The doctor smiled. "They're not the same thing, atoms and microbes, but I think I see what you're getting at. You mean something like that Rigelian virus, but that was a freak, the sort of thing you only run across once. It _could_ be something like that, of course -- all creatures are host to all sorts of microbes -- but I'd just say this thing has amazing recuperative powers."

"Thank you, doctor," the admiral said. "You know what to do." He turned back to Commander Robertson. "That, I believe, will be the official explanation. An enemy that can regenerate tissue to the extent it can take a wound that would kill one of us, yet continue fighting, would be difficult enough to cope with, don't you think? Still, some lower life forms can do the same thing."

"But what about Lieutenant Hendricks? He still believes. . . ."

"Chief Petty Officer Hendricks, commander. He told his theory to too many ny people."

For a moment, the admiral was silent. All that Robertson could hear were the blended cadences of the ship -- the ventilator, the life support system, the distant rumbling of the engines -- the reassuring, ever-present whispers of power. Then the admiral leaned forward, suddenly, slamming the paperweight down on the desk.

"Have I ever told you about this, Commander Robertson? Why I keep this thing in my office? Look at it Robertson. Pick it up."

Robertson did so. The spider shaped form was nearly twenty-five centimeters from front to back -- it might have been more than three times that size if the legs that folded underneath it were stretched out to full length. It was made of some kind of glossy black metal and great attention had been given to even the tiniest of its details. In fact, it looked almost too well put together.

"I don't understand, sir," he said as he placed it back onto the desk.

"It's a reminder of an extinct race," the admiral said. He lowered his voice. "A race that was already developing a primitive star drive when we discovered it. Spiders, commander, that's all they were, but intelligent and . . . dangerous . . . spiders."

"You mean, then, that if word got out about how really dangerous the creatures on this planet could be, the government might make us stop our expansion?"

"Something like that, or maybe even worse, commander. Maybe, if the government learned that there really _were_ intelligent atoms -- or, for that matter, intelligent spiders -- they'd want to change our mission to study them. They'd want to be able to use our ships to try to find out where they might have come from, like they almost did after Rigel II, and, rather than sending the military who'd know how to handle the situation, they'd want to send scientists and diplomats. Now do you understand, commander."

Robertson nodded. "Doctor Bauman's theory, about regeneration, isn't all that unusual, is it? I mean, like you say, there are lower creatures already that can grow new limbs when one is torn off, so there's nothing in that explanation to make anybody overly curious if we quarantined this planet. Is that what you mean, sir?"

"Almost, commander. The only thing is, we're not going to quarantine this planet, but sterilize it. Incinerate it into atoms, whether intelligent atoms or not, starting with what's left of your prisoner. In fact" -- the admiral got up from his desk and reached for his and Robertson's glasses -- "just about now, while I'm getting us refills, Doctor Bauman should be putting the prisoner into the ship's crematory."

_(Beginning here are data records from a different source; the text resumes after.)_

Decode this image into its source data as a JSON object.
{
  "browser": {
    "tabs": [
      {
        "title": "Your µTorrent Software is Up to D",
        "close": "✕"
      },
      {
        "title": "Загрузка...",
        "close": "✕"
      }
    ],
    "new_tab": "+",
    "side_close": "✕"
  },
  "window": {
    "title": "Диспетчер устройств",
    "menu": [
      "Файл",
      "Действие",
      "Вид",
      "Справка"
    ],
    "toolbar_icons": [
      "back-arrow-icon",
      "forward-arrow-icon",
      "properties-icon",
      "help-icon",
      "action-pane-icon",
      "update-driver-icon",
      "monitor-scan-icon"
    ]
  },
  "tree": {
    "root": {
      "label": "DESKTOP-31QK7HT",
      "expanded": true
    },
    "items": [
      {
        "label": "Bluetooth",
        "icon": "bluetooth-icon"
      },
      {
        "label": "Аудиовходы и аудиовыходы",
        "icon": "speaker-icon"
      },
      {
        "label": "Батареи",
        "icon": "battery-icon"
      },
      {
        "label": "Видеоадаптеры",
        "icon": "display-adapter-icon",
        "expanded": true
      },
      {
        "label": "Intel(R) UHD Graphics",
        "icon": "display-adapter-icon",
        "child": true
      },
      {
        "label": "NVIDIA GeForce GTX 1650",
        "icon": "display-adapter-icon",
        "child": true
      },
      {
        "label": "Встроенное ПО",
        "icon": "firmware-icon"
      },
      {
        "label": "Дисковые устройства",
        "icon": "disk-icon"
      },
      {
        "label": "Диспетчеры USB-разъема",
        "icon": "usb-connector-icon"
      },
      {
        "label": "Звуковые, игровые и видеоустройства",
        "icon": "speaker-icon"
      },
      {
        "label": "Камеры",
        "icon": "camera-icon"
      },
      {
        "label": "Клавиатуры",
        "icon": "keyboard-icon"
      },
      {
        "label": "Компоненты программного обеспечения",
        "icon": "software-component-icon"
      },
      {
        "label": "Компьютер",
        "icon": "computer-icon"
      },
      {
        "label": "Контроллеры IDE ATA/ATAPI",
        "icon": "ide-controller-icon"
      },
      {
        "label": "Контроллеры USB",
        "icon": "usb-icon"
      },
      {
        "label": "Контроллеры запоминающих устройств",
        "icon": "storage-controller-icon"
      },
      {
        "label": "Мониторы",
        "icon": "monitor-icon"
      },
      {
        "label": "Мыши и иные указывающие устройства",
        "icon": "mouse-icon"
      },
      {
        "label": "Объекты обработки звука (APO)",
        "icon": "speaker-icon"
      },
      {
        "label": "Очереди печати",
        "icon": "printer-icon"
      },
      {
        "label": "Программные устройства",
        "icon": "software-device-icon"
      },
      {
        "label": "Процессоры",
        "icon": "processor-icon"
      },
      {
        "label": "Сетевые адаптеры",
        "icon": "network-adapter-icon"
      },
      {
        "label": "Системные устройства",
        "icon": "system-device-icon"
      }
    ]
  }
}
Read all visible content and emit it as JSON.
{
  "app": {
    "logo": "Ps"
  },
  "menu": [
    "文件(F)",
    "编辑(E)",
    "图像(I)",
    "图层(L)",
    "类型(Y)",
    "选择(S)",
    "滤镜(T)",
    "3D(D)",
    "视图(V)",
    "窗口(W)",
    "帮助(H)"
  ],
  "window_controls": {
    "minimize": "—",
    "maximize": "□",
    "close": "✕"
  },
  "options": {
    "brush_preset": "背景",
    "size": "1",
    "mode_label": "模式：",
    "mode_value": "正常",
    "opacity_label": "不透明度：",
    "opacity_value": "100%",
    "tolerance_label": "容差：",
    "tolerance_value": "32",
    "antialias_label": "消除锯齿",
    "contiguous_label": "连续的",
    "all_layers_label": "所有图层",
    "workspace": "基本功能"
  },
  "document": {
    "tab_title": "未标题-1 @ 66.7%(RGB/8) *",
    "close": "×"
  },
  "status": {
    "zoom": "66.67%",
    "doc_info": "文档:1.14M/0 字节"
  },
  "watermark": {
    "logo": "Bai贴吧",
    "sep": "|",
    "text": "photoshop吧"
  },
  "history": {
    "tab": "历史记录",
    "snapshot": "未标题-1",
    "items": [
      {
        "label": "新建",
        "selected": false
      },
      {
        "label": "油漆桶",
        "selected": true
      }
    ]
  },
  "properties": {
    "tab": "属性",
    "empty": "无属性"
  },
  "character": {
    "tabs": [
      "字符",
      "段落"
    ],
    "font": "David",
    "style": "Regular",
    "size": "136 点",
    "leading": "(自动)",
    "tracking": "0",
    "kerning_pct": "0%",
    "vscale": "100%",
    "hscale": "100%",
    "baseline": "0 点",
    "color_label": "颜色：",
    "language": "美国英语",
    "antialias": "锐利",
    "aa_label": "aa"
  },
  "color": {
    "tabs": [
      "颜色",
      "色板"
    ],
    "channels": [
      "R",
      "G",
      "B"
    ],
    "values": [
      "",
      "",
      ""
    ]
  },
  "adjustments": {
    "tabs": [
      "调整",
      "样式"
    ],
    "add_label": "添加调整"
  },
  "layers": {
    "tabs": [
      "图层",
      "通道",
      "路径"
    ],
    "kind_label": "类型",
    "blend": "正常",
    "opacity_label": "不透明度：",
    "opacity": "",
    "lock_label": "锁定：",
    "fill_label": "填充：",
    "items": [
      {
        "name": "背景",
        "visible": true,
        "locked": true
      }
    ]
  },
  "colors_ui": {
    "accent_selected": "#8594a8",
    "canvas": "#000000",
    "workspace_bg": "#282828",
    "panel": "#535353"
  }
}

Robertson nodded, accepted his glass, then felt a quick whiff of warmth through the ship's ventilating system. He nodded again as the admiral sat down, and heard, in the distance, the sounds of machinery coming to life -- unusual sounds for a ship in space. He sipped his whisky, trying to forget the sight of the creatures from the village, halfway incinerated themselves, blending into. . . .

He froze as the admiral's spider paperweight started to move, as its legs uncurled and it twisted around, the mandibles on its underside clicking open and shut. The spider kept turning until it faced the admiral's chair, then flexed its legs as it prepared to spring.